Researchers of the present study have reported that among the 9,806 studied samples, 18 were found to be positive for both Spike IgG (EuroImmun) and antibodies that can inhibit the RBD-hACE-2 interaction (sVNT) with a high degree of correlation (Pearson r 0.7993, p < 0.0001). Next, these 18 seropositive samples were further analyzed using the multiplex bead-based assay. This assay determined the antibody isotype reactivity to RBD, S, and N proteins, whose pattern was found to be similar to the infection that had occurred several weeks or months earlier. Predominantly, most of the samples showed a high concentration of RBD and S protein IgG. However, very few samples reported the presence of N protein IgG, IgA, or IgM against the three antigens (S, N, and M).
The present study reported that among the 18 seropositive samples, six corresponded to donors with previously confirmed COVID-19 infections. Another four seropositive samples constituted the donors who had traveled to high-risk countries, such as the United Kingdom and Europe, in 2020. Thereby, these four individuals were infected outside New Zealand.
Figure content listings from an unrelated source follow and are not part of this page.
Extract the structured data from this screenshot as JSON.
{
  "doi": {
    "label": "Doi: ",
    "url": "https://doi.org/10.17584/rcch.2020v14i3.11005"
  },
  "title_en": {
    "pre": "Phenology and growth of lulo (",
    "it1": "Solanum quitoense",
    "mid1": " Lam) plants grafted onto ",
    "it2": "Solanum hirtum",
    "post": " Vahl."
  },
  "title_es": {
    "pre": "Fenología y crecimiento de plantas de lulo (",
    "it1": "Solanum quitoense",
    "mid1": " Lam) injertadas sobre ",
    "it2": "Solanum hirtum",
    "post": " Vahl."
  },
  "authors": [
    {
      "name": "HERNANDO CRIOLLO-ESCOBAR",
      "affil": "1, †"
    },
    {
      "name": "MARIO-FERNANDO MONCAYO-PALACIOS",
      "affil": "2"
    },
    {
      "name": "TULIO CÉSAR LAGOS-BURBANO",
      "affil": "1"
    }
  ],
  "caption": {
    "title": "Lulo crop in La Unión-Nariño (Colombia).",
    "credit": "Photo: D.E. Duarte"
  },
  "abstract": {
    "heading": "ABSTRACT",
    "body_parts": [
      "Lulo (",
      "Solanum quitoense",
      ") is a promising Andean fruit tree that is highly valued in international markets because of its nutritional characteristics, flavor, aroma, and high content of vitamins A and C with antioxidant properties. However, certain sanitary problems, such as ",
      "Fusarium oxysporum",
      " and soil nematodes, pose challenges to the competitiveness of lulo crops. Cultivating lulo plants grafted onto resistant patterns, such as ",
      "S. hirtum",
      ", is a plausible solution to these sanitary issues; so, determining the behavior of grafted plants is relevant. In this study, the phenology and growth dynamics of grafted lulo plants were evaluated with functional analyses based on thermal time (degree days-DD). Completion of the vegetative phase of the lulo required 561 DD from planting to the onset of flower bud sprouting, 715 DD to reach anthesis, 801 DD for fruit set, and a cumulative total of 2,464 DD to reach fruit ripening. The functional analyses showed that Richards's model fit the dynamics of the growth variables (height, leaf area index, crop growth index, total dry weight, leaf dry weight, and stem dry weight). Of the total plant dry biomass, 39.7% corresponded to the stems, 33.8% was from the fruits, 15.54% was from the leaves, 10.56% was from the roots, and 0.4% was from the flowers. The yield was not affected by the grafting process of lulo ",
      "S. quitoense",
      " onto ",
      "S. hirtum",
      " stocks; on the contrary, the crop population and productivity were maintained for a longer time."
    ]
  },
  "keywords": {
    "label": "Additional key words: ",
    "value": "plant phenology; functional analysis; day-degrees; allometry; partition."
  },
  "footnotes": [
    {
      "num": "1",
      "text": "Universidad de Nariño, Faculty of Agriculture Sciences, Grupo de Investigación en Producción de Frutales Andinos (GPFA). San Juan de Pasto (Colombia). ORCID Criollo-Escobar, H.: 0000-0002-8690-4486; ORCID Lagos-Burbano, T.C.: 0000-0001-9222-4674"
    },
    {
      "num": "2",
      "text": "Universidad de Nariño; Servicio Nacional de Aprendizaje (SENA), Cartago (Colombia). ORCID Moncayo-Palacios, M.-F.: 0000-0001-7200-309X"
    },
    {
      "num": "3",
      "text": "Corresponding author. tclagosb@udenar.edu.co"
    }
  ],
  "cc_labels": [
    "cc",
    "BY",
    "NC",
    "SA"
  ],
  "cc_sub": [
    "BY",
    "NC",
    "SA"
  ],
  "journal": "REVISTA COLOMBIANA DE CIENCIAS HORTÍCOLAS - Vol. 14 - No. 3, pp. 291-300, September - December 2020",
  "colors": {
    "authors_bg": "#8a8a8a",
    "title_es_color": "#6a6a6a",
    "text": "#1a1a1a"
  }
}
The last eight seropositive samples were from seven different district health regions, where the estimated crude seroprevalence was 0.082%. To estimate the true prevalence, the Rogan-Gladen estimator was used with the Lang-Reiczigel CI method to assess the test's sensitivity. In this study, a true seroprevalence of 0.103% (95% CI 0.09-0.12%) was estimated. Further, the research also revealed that during the study period, undiagnosed infections prevailed.
Researchers of the present study observed that the very low seroprevalence of SARS-CoV-2 infection in New Zealand indicates reduced community transmission. A similar incidence has also been reported in Australia. This study has been the first report that provided serological evidence of New Zealand's successful strategy to control COVID-19 disease before the vaccination program.
medRxiv publishes preliminary scientific reports that are not peer-reviewed and, therefore, should not be regarded as conclusive, guide clinical practice/health-related behavior, or treated as established information.